🤖 AI Summary
This work addresses the challenge of federated language modeling under heterogeneous communication bandwidths, where sharing raw data or high-precision gradients is infeasible. The authors propose Federated Probe-Logit Distillation (FPLD), a framework that enables efficient global model distillation by quantizing logit vectors over a shared probe set. Key contributions include the first bandwidth-dependent tight error bound, a multi-round residual quantization mechanism, and a closed-form optimal allocation strategy for heterogeneous bandwidths—termed the logarithmic tilt water-filling rule and its adaptive variant. Theoretically, the method achieves an error rate of Θ(K⁻¹·2⁻²ᴮ/ⱽ), with multi-round quantization provably outperforming single-round approaches. Experiments confirm that the proposed optimal allocation consistently surpasses uniform and inverse-weighted baselines under heterogeneous pruning settings.
📝 Abstract
In federated language modeling, $K$ nodes each hold $n$ samples but cannot pool data or exchange full-precision gradients or weights. We study the minimax rate at which a conditional distribution over $V$ tokens can be estimated when each node may upload at most $B$ bits per query in a public probe set. In federated probe-logit distillation (FPLD), each node transmits a scalar-quantized logit vector on the probe set, and an aggregator distills a global parametric student. Prior work (Dubey and Huo, 2026) establishes a high-probability KL rate $O(d/(Kn) + ρ\sqrt{V \log V / m} + K^{-1} \cdot 2^{-2B/V})$ plus optimization slack, with the bandwidth term in its trace-sharpened form. Whether this bandwidth-term rate is tight, and how the upper bound generalizes to heterogeneous per-node bandwidths, are left open.
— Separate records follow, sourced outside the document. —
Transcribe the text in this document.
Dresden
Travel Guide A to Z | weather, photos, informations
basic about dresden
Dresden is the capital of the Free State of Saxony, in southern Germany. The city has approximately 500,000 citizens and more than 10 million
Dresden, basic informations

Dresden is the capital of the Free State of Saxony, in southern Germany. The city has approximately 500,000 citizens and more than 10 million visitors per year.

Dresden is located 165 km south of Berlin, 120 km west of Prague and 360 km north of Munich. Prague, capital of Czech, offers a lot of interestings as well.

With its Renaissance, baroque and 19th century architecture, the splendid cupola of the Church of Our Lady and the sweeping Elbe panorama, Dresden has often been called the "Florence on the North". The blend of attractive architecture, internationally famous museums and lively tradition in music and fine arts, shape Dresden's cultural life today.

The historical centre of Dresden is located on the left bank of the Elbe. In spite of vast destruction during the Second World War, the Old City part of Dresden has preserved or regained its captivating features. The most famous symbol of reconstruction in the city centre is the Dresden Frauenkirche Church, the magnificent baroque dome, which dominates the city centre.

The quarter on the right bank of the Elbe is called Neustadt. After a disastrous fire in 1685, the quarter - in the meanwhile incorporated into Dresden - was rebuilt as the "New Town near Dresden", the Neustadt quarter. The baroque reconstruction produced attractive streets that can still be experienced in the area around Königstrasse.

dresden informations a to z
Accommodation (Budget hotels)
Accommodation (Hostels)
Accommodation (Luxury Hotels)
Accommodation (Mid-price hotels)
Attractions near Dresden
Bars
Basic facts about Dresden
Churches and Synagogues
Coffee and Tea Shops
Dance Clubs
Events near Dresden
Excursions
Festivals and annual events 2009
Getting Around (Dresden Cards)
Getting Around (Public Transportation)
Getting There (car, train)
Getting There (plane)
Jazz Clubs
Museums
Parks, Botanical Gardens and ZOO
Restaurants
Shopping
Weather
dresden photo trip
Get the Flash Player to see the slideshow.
We close both gaps. First, the dithered FPLD construction has a matching single-round lower bound $Ω(K^{-1} \cdot 2^{-2B/V})$ under non-degeneracy, pinning the bandwidth-axis rate at $Θ(K^{-1} \cdot 2^{-2B/V})$. $T$-round sequential refinement with nested/scaled residual quantizers achieves $O(K^{-1} \cdot 2^{-2TB/V})$; vanilla FPLD's $T$-independent bandwidth term is suboptimal for every $T > 1$. Second, we establish a heterogeneous-bandwidth upper bound for per-node budgets $B_i$, paired with a closed-form optimal allocation $B_i^* = B_{\mathrm{tot}}/K + (V/2) \log_2(w_i / \bar{w}_g)$, a log-tilted water-filling rule that is the per-node analogue of reverse water-filling for distortion-rate optimization. A plug-in adaptive variant estimates the weights from a short warm-up phase and attains $1 + O(\sqrt{\log(K/δ)/(m T_0)})$ relative suboptimality. Synthetic n-gram simulations confirm that empirical KL is bracketed by the upper and lower bounds and that the optimal allocation strictly dominates uniform and inverse-weighted baselines under heterogeneous clipping.